How to realize data synchronization from Elasticsearch/DB to SFTP/FTP

2025-07-13 Update From: SLTechnology News&Howtos shulou NAV: SLTechnology News&Howtos > Development >

Shulou(Shulou.com)06/03 Report--

This article focuses on "how to achieve Elasticsearch/DB to SFTP/FTP data synchronization", interested friends may wish to take a look. The method introduced in this paper is simple, fast and practical. Let's let the editor take you to learn how to synchronize Elasticsearch/DB to SFTP/FTP data.

Elasticsearch/DB to SFTP/FTP data synchronization

Through the bboss data synchronization tool, the data in Elasticsearch and Database can be exported (incremental / full) to the file and uploaded to the SFTP/FTP server in real time, which is described in detail through a case.

1. Case source engineering

Https://gitee.com/bboss/elasticsearch-file2ftp

Https://github.com/bbossgroups/elasticsearch-file2ftp

two。 Case function description

Serial export data to a file and upload ftp and sftp

Serial batch export data to files and upload ftp and sftp

Batch export data to files and upload ftp and sftp in parallel

By setting disableftp to true, only data files are generated, and the file upload sftp/ftp function is disabled (the generated files are kept in the directory corresponding to fileDir)

Special concern

In addition to the general features of bboss synchronization tools (incremental / full synchronization, async / synchronization, add, delete, change and search synchronization), you need to explain the specific features in this case:

Support upload failed file retransmission function

Backup function of uploaded successful files is supported, and you can specify how long the backup will take.
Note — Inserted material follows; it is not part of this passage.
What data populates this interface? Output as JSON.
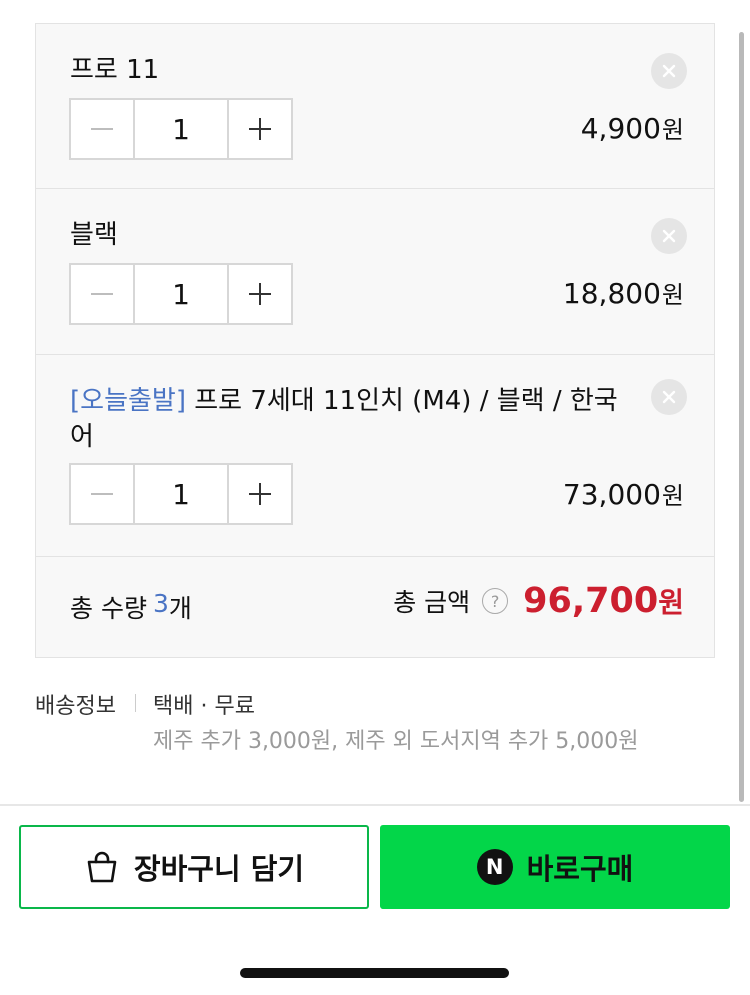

Support automatic cleanup of backup files

Support to cut files by the number of records

Elegantly solve the problem that the asynchronous delayed write feature of elasticsearch may lead to missing step data in incremental synchronization

This article only introduces the case of synchronous upload of elasticsearch data to sftp.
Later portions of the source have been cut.